Une course sans fin débute. Qui mènera nos deux protagonistes en Suisse en passant par l’Allemagne et Anvers, y semant au passage de nombreux cadavres, parfois au bénéfice d’actes de violence purement gratuits. Saha, Pierre, et leurs ennemis n’ayant aucun scrupule à semer mort et destruction.

Road trip

Road trip moderne à l’européenne, ce roman policier construit avec intelligence séduit. Malgré quelques faiblesses, il va en effet au bout du suspens et ménage au lecteur d’incessants rebondissements qui le tiennent en haleine.

Violence et sexe sont au menu. Rencontres fortuites avec des personnages  inquiétants. Histoires d’amour aussi, condamnées à l’avance. Inceste. Absence de morale. Tous les ingrédients du polar moderne.
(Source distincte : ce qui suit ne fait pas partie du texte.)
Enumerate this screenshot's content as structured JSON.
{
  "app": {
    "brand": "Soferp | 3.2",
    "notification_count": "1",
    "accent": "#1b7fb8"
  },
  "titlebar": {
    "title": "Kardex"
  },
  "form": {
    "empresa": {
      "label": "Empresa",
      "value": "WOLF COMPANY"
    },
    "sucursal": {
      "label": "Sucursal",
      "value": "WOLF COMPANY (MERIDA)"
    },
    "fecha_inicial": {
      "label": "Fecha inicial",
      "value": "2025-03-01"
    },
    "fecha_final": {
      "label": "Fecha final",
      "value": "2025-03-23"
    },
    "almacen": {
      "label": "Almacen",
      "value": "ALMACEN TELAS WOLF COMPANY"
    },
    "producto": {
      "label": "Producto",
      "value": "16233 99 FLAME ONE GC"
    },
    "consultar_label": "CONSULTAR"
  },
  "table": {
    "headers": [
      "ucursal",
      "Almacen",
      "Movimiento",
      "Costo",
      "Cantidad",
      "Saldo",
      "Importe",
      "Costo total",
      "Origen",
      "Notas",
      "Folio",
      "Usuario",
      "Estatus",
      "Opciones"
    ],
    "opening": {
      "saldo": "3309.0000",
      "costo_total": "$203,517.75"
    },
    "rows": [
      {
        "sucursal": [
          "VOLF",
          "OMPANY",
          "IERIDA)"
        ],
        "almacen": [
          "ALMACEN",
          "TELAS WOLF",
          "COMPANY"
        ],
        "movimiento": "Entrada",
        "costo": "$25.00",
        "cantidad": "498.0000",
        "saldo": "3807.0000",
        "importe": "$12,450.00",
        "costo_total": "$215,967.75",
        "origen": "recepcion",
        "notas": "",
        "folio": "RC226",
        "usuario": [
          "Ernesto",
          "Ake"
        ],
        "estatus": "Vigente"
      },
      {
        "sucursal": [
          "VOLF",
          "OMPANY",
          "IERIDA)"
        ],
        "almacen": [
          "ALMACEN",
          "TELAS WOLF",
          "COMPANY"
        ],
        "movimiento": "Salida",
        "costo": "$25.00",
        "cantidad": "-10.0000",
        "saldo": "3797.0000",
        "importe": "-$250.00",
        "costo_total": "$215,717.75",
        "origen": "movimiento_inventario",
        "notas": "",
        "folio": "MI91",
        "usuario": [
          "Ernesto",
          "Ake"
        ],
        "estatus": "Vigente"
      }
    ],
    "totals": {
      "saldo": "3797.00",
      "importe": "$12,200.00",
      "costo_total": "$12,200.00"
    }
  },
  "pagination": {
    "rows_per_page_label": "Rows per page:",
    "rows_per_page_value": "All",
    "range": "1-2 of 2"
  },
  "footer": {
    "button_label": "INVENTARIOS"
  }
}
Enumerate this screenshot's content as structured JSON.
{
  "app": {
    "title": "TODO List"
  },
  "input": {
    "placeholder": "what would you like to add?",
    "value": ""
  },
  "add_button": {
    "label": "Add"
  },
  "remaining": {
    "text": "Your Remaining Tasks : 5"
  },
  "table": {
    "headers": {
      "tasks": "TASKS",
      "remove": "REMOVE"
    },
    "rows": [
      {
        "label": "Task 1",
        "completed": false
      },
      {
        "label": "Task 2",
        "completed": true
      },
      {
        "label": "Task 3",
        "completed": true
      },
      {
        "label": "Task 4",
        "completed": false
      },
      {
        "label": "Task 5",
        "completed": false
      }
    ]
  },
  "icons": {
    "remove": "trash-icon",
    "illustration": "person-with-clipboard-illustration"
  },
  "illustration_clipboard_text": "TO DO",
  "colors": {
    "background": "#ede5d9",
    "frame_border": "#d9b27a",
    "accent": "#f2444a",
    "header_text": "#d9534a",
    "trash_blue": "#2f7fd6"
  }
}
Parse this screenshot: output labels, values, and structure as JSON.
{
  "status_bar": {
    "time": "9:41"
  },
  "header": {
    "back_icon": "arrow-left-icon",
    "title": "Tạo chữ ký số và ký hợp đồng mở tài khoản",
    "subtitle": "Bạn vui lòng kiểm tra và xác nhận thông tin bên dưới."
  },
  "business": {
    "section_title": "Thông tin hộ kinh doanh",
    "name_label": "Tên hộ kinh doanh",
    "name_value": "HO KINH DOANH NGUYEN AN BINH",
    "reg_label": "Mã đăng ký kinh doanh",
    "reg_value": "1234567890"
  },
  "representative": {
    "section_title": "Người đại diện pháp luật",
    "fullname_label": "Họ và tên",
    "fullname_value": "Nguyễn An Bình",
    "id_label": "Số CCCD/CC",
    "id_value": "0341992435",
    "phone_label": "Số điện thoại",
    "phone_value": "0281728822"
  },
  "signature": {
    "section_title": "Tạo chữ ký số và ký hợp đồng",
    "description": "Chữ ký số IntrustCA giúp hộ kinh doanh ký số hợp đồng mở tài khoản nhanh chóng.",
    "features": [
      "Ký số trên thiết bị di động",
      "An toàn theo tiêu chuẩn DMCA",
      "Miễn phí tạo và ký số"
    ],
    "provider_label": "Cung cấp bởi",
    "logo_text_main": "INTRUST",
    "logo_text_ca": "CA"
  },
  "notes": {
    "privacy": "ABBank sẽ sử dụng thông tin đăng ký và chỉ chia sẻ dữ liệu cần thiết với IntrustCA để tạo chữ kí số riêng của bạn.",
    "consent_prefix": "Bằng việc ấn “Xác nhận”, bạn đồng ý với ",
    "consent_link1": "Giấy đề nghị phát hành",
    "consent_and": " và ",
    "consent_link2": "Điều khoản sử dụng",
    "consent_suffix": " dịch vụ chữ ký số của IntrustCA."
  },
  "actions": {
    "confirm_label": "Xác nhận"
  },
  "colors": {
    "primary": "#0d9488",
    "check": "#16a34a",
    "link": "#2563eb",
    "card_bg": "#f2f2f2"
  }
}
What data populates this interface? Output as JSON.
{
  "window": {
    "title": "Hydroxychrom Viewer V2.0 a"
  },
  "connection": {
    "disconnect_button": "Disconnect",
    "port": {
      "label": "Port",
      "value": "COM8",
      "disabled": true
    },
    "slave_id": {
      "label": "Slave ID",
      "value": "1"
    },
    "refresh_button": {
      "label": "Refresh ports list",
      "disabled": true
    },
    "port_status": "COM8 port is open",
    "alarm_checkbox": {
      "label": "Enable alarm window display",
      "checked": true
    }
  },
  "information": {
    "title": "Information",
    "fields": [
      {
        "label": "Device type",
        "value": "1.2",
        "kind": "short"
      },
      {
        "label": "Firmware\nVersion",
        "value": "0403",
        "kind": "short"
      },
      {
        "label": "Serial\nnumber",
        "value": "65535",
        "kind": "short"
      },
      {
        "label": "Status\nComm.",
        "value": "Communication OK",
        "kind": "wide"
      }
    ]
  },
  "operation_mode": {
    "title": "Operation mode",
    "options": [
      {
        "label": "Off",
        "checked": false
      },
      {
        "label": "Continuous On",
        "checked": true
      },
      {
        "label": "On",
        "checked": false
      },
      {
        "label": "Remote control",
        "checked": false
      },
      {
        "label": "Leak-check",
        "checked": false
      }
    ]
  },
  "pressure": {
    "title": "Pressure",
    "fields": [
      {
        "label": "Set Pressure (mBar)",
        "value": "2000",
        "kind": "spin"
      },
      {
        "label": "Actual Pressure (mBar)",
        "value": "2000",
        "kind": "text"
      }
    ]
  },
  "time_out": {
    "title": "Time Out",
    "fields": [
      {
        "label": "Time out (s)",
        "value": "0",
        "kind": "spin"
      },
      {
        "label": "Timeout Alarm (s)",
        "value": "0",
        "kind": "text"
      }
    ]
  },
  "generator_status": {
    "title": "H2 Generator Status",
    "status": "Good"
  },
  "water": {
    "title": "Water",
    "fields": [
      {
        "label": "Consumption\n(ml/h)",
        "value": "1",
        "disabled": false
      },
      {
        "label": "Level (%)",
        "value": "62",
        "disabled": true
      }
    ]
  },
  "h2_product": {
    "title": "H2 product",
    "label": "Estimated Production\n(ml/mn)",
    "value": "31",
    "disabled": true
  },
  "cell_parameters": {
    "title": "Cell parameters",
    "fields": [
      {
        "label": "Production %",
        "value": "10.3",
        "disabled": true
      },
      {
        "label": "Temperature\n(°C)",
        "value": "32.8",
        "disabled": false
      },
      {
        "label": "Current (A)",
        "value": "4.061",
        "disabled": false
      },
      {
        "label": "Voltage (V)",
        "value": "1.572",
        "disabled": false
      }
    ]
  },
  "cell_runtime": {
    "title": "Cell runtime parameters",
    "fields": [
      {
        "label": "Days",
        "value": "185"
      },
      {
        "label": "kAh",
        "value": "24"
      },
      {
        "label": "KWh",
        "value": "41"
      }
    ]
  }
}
Un regret toutefois, malgré une évidente attention apportée au style, quelques scories persistantes qui viennent nuire à la facilité de lecture de l’ouvrage. Comme par exemple l’usage répété de figures telles que celle visant à réitérer sans cesse le titre du livre à chacun des actes déterminants de l’héroïne (j’ai fait comme elle a dit, on a fait comme elle a dit…). Procédé qui finit par agacer. Un détail certes, mais en littérature…

Une bonne note cependant à ce livre. Ainsi qu’à l’excellente facture de son édition.